Reading Annie Ernaux’s ‘The Years’

Cover of The Years

She’s just won the Nobel (October 2022) for Literature so I’ve seen her name (for the first time too – so much happens in the world and no-one, no-one, can know even a smidgeon of it all) bandied about recently. So I leap this morning from The Guardian page to a note from Booker Prizes (which highly commended her for The Years back in the past but did not give her The Booker) that she’s won the Nobel and thence to Amazon and a download and thus to read:

Preface

All the images will disappear. —the woman who squatted to urinate in broad daylight, behind the shack that served coffee at the edge of the ruins in Yvetot, after the war, who stood, skirts lifted, to pull up her underwear and then returned to the café

—the tearful face of Alida Valli as she danced with Georges Wilson in the film The Long Absence

—the man passed on a Padua sidewalk in the summer of 1990, his hands tied at the shoulders, instantly summoning the memory of thalidomide, prescribed to pregnant women for nausea thirty years before, and of a joke people told later…
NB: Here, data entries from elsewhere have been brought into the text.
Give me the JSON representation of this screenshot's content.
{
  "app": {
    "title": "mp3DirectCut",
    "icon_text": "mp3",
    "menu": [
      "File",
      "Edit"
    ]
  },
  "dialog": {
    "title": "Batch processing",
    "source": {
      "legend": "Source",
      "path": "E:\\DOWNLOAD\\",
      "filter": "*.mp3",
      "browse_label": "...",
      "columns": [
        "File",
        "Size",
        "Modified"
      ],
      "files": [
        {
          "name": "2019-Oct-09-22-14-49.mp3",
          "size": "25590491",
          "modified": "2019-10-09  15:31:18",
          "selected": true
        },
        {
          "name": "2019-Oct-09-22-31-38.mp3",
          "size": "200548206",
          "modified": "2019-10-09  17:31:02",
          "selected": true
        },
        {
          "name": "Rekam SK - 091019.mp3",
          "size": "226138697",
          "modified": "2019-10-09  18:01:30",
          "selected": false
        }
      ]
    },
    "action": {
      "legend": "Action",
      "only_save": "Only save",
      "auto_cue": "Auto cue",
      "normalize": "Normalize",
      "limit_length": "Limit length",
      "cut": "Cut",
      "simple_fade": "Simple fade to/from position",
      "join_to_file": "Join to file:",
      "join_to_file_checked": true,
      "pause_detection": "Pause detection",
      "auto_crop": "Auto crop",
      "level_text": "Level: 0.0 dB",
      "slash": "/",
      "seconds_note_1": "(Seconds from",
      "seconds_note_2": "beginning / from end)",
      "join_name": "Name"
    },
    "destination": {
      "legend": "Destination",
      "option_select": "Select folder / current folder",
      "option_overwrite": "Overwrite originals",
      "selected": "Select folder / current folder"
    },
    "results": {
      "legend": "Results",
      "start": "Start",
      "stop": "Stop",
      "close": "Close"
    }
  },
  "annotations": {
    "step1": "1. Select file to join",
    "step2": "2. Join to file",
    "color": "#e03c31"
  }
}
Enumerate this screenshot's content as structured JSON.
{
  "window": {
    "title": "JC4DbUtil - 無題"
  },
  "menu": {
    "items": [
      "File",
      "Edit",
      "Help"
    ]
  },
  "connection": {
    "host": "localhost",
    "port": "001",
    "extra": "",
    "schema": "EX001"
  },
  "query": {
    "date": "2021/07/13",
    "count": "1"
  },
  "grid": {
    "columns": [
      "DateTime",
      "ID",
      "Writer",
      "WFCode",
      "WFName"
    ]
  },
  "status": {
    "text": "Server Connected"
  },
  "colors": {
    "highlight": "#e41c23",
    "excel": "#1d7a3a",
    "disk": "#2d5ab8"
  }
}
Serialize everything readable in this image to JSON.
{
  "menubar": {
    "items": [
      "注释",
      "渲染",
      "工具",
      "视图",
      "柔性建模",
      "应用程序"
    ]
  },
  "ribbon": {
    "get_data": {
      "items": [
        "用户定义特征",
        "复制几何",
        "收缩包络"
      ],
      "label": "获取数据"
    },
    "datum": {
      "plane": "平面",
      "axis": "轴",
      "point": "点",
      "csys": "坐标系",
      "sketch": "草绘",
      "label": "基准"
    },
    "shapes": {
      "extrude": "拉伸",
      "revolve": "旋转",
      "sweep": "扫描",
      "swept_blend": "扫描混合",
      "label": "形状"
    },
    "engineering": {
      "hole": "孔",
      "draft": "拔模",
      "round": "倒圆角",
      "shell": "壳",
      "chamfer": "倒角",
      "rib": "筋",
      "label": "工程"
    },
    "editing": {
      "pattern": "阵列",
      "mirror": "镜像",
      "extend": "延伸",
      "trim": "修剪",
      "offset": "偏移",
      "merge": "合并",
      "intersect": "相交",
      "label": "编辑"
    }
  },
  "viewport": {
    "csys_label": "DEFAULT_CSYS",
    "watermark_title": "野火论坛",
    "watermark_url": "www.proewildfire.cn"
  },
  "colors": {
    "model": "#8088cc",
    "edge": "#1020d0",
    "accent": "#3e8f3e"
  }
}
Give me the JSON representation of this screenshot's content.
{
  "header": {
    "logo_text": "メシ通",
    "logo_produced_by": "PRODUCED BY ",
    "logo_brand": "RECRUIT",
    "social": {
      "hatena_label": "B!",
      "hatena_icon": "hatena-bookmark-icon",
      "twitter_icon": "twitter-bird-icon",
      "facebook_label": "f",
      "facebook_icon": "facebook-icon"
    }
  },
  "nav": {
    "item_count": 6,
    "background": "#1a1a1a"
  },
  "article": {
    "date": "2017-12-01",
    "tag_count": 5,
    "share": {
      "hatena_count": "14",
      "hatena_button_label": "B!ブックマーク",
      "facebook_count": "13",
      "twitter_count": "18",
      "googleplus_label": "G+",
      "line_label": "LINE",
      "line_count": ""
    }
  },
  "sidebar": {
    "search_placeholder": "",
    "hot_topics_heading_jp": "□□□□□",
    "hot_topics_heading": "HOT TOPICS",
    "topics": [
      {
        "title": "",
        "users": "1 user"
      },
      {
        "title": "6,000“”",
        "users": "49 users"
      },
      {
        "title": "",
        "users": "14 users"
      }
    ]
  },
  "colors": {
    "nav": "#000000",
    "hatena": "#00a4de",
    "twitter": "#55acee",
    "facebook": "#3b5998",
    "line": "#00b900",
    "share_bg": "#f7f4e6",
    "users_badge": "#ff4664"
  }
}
Ernaux, Annie. The Years . Seven Stories Press. Kindle Edition.

And why not – this mashup of snippets, news cuttings, songs, books, radio, television… recollections of TIME and her voice (so the Booker people tell me) dissolving & re-emerging in and out of: “The passage of time palpable.” That’s what they say.

So I’ll read it and see if time has indeed become weightier. Her time, even, it does not need to be mine.